Аквиле отвернулась, Кяршис тоже повернулся спиной.
Медленно, нехотя, – не спина, а тяжелая дубовая дверь на несмазанных петлях.
– Не знаю, что бы вы делали, если бы не мужицкое сало! – обиженный голос Аквиле.
Гедиминас, изогнувшись, сбивает перчаткой соломинки, приставшие к пальто. На душе и хорошо и пакостно, как в детстве, когда кокнул окно нелюбимого соседа.
– Передайте поклон моему старику. Если время есть, пусть в субботу за мной заедет – соскучился я по Лауксодису, – говорит он почти весело, словно они провели время в милых шутках. – Жаль вот, ничего нет при себе для крестника. Может, не торопитесь? Заехали бы ко мне, нашлись бы конфетки. Правда, домашние. Онуте варила, но вкусные, ничуть не хуже довоенной «Коровки».
Кяршисы отнекиваются, Аквиле подбивает под сенник края попоны, Пеликсас хлопает по голенищу кнутом – достал его из-под облучка.
– Нет, не стоит, кум. Мы уже гостинцев накупили. И для Лаурукаса, и для Юлите. Не обижаем девочку, хоть и чужая. Есть дома и мед, и яблоки припрятаны с осени, да и Аквиле такие же конфеты варит. И-эх, не «Коровка», конечно, но тают во рту, как снег весной, ага, только подавай…

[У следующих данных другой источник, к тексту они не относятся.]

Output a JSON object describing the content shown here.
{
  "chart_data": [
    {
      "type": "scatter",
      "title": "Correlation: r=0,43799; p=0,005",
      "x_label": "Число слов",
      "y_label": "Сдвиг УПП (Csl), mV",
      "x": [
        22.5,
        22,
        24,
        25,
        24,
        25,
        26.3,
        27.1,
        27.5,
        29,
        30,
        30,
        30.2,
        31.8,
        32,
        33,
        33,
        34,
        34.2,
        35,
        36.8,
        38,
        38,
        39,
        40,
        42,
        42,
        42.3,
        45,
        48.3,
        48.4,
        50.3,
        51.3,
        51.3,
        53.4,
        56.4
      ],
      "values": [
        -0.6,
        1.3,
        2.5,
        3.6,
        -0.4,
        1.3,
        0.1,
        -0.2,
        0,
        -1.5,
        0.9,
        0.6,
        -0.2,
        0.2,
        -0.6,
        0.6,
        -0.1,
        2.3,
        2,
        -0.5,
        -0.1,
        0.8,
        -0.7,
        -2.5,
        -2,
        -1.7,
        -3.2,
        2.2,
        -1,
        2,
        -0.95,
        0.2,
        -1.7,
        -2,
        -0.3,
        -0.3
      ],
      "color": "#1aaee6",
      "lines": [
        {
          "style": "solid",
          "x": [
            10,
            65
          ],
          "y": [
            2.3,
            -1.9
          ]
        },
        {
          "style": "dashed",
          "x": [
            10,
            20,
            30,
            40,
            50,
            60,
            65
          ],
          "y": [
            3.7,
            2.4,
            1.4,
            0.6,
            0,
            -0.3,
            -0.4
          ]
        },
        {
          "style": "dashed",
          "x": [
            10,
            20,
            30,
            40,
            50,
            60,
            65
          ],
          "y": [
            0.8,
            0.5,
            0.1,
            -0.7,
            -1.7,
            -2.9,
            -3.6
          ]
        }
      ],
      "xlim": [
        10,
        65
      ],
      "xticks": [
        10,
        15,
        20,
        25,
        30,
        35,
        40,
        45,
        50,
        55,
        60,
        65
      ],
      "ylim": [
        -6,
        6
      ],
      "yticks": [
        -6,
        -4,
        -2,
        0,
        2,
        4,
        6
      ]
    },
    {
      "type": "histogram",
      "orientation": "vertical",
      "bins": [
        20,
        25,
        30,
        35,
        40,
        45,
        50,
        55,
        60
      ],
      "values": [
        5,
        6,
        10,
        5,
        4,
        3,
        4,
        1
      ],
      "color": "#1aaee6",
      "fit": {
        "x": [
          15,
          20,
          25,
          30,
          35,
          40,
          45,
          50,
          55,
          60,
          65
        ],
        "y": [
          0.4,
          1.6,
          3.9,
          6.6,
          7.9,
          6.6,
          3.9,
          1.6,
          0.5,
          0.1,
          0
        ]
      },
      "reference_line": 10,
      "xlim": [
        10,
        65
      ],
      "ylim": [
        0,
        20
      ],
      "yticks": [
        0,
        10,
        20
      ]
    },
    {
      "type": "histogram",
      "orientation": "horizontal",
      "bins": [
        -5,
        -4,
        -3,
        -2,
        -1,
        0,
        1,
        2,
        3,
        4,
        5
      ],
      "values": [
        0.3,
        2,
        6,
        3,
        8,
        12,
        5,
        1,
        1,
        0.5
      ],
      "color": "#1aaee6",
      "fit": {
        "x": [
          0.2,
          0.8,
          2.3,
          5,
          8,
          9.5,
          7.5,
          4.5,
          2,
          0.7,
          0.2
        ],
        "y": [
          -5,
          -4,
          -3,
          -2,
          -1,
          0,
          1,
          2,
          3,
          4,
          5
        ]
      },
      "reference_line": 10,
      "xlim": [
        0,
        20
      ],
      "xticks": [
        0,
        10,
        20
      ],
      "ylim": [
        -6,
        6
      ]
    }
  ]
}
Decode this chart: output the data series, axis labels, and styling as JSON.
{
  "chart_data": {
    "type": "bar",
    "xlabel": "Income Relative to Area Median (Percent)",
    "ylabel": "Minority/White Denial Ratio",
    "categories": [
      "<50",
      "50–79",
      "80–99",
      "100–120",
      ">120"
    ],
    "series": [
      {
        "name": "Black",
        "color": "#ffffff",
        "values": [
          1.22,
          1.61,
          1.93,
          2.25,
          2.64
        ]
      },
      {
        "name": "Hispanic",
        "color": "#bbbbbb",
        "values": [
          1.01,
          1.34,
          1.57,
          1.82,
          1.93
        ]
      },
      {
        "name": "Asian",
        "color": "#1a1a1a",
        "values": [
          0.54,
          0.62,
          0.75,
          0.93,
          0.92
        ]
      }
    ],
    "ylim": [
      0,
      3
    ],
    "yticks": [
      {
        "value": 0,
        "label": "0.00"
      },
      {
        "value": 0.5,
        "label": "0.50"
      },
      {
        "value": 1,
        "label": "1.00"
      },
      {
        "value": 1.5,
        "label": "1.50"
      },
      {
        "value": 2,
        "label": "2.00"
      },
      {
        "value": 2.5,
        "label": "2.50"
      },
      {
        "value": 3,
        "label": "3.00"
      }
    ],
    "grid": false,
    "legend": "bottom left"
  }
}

Гедиминас протягивает руку. Сперва ей, потом мужу. Сдержанное рукопожатие. Все трое пытаются улыбнуться, но глаза застыли – свежий ледок не пропускает теплых лучей.

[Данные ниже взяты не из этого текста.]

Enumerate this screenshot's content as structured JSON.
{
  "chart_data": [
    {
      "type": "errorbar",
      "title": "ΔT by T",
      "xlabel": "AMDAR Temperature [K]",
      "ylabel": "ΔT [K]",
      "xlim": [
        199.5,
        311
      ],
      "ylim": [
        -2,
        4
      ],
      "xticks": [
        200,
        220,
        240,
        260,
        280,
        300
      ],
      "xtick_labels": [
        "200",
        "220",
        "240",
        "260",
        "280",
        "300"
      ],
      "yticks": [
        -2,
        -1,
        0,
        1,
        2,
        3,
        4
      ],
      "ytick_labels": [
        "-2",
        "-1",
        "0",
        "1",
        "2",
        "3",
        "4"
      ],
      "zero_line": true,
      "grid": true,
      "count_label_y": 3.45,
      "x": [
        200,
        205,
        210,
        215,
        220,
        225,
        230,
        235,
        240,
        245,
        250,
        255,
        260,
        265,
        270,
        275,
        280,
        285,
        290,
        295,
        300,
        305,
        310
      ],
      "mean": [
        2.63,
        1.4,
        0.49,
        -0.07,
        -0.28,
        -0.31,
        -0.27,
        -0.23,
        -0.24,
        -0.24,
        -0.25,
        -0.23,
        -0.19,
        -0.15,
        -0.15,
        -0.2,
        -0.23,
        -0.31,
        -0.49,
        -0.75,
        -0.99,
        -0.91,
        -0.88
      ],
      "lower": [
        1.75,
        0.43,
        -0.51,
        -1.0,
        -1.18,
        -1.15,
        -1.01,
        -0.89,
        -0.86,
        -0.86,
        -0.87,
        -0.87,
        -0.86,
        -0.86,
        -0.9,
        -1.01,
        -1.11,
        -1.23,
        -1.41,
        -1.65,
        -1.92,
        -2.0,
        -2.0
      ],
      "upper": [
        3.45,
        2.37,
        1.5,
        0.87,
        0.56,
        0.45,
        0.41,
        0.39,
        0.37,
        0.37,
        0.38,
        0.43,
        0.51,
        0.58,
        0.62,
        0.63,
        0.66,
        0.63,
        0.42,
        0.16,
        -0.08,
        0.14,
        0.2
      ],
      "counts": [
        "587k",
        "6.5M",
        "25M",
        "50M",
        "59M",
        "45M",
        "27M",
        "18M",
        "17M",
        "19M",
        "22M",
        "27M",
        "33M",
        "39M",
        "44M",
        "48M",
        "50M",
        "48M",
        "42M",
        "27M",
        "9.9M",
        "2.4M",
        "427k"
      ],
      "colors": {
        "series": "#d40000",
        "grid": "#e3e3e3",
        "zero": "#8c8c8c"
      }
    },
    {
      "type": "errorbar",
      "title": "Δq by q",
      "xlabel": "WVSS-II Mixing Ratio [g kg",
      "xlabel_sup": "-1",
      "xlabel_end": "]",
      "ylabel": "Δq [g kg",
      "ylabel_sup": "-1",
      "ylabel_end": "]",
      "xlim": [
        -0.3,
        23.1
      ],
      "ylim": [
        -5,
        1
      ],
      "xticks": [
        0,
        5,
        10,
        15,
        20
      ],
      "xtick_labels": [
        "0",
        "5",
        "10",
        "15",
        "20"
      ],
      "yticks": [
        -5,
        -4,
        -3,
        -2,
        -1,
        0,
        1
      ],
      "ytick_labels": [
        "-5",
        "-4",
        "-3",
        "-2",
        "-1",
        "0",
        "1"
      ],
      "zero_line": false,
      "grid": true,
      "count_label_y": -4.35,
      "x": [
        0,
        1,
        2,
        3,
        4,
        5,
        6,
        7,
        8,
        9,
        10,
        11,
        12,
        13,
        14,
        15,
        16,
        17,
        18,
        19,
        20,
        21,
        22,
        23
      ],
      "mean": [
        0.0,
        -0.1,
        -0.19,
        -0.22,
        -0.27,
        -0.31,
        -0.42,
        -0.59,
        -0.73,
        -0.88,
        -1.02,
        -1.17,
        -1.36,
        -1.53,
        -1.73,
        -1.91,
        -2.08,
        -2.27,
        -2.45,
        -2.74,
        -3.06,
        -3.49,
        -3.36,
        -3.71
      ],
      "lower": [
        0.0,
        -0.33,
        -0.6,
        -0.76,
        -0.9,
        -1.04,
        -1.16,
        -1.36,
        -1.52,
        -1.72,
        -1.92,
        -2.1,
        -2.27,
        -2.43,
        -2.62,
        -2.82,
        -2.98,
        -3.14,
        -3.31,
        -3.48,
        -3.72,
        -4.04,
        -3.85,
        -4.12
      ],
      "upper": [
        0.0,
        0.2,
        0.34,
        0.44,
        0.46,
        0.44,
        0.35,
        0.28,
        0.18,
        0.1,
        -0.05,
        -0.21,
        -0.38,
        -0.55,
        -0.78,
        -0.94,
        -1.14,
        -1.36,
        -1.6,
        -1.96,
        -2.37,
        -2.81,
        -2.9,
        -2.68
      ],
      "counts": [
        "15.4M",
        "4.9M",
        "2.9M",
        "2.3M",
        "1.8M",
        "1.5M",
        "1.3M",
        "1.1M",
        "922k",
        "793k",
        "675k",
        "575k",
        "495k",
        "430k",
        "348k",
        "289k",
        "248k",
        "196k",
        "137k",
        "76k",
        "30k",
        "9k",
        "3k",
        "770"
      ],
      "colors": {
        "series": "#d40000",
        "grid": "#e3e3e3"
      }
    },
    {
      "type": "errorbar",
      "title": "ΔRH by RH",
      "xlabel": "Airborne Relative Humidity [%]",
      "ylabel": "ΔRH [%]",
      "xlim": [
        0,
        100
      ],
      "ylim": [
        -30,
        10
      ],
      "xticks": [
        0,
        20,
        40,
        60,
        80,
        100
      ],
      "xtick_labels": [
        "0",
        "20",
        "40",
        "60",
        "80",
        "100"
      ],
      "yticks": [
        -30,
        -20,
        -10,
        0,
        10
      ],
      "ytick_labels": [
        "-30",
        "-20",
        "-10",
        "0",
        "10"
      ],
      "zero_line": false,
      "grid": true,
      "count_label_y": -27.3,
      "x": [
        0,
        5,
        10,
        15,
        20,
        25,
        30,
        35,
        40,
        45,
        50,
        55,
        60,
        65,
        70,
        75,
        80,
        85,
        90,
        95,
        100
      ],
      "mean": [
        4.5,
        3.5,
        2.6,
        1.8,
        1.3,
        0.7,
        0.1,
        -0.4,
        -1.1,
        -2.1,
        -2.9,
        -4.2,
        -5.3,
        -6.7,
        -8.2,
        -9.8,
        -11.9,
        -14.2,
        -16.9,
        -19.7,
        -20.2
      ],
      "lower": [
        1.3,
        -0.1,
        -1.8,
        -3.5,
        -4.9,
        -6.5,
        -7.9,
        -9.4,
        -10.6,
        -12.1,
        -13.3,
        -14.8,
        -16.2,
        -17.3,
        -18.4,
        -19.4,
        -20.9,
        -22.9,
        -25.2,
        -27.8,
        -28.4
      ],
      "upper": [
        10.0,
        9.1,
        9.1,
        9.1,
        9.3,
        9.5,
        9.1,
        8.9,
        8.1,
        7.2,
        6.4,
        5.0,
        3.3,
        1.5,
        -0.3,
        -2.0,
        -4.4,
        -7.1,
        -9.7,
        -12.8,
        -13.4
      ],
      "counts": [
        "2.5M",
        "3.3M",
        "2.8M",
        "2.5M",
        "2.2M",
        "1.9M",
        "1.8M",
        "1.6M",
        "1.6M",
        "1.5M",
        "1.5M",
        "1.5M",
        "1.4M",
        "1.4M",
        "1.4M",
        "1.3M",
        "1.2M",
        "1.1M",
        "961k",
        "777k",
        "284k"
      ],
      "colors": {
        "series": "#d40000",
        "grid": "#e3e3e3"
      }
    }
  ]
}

Гедиминас бредет по снежному окопу обратно. Кяршисам – в другую сторону. Он слышит, как удаляются бойкий храп лошади, скрип полозьев («Айда-а!» – подстегивает своего савраса Пеликсас), но не оборачивается. Останавливается, смотрит под ноги, словно потерял что-то («А все-таки они счастливы… счастливы…»). Подавляет неожиданно вспыхнувшую ревность, по лицу скользит горькая улыбка. «Кто-то, глядя на меня со стороны, тоже скажет: счастливый человек господин учитель… Счастье… Самое относительное понятие на свете, как выразилась когда-то Милда… Странное дело – каждый раз, встретив Аквиле, я вспоминаю этого белокурого котеночка».

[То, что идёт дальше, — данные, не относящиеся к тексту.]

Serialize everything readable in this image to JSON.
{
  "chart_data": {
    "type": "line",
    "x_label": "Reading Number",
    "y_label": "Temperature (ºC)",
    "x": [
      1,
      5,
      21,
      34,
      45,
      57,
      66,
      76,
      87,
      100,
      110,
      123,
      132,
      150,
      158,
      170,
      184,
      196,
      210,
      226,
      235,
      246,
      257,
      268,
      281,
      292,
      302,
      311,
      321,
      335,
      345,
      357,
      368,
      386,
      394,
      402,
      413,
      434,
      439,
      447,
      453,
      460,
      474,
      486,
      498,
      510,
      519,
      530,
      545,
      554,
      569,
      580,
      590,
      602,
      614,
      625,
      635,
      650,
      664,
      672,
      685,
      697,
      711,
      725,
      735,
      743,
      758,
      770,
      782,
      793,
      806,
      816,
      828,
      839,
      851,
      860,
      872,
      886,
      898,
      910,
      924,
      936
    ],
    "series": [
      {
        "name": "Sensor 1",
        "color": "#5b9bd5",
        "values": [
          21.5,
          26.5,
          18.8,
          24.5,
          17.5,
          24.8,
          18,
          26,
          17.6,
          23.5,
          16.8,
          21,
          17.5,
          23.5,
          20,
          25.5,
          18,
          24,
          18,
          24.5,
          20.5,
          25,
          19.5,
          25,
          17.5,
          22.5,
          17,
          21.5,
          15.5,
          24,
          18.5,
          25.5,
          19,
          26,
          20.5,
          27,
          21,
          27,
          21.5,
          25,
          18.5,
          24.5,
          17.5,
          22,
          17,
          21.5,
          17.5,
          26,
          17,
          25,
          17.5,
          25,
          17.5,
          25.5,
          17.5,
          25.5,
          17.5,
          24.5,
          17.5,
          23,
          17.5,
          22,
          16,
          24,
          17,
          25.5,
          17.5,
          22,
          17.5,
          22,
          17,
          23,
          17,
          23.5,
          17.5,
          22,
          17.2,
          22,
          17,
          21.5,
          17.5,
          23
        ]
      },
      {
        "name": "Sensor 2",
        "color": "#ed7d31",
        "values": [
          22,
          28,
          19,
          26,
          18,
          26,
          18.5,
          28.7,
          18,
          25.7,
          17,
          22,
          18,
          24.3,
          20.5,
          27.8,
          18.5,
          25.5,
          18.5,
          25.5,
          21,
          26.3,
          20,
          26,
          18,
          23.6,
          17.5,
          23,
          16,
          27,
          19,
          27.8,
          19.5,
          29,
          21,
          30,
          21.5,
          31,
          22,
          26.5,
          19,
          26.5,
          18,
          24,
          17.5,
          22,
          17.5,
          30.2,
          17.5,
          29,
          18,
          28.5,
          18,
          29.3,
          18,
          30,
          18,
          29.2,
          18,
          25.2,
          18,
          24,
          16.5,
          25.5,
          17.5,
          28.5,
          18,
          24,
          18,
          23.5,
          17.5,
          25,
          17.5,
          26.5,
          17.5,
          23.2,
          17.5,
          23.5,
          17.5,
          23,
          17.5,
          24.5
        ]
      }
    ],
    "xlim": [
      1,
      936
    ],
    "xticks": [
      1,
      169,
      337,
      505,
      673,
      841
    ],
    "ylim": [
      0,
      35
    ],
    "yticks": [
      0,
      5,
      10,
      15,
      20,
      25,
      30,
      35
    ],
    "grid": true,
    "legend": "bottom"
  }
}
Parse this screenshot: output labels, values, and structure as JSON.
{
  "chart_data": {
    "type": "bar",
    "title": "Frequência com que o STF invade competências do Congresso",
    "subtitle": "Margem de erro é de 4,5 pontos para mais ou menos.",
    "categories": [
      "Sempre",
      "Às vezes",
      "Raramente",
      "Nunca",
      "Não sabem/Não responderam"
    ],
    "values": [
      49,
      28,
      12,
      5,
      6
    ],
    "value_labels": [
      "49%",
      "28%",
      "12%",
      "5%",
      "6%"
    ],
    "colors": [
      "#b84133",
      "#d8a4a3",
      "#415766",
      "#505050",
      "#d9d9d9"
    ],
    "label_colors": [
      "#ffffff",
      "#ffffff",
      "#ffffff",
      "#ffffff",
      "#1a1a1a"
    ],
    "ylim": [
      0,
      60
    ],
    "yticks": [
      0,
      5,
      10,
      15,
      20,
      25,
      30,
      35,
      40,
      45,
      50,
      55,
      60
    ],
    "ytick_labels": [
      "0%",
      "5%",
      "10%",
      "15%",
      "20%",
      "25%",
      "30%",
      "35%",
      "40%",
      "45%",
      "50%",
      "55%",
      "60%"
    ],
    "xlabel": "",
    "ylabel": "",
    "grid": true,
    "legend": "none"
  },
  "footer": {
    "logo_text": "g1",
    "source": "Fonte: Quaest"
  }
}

Гедиминасу неловко, что он целую неделю не был в городском саду у фонтана, не проверял «почтовый ящик» – дупло в белой иве. Милда, конечно, не обидится – это бы противоречило ее философии «вещизма».
(«Давай будем друг для друга вещами. Понадобится – бери, прискучило – бросай», – сказала она, кажется, на второй или третий день после пирушки у Баерчюсов.)
IV
– Цинично, но современно и удобно, – ответил тогда он, поднося к губам ее руку.
Милда улыбнулась только глазами, лицо у нее было грустное и усталое.
– Ты не представляешь, чего мне стоила ваша шутка во дворе Баерчюсов.
– Честно говоря, у меня тоже такое настроение, будто меня искусала собака и я жду, что она окажется бешеной, – признался Гедиминас. – Директор продраил меня с песочком. Не знаю, чем это все кончится. Остается утешать себя, что нас не ухлопали там же, у машин. Шваб много не разговаривает.
– Пьяные идиоты.
– Не надо было тебе кокетничать с этим апостолом из гестапо. Адомас перебрал из ревности, а я со скуки.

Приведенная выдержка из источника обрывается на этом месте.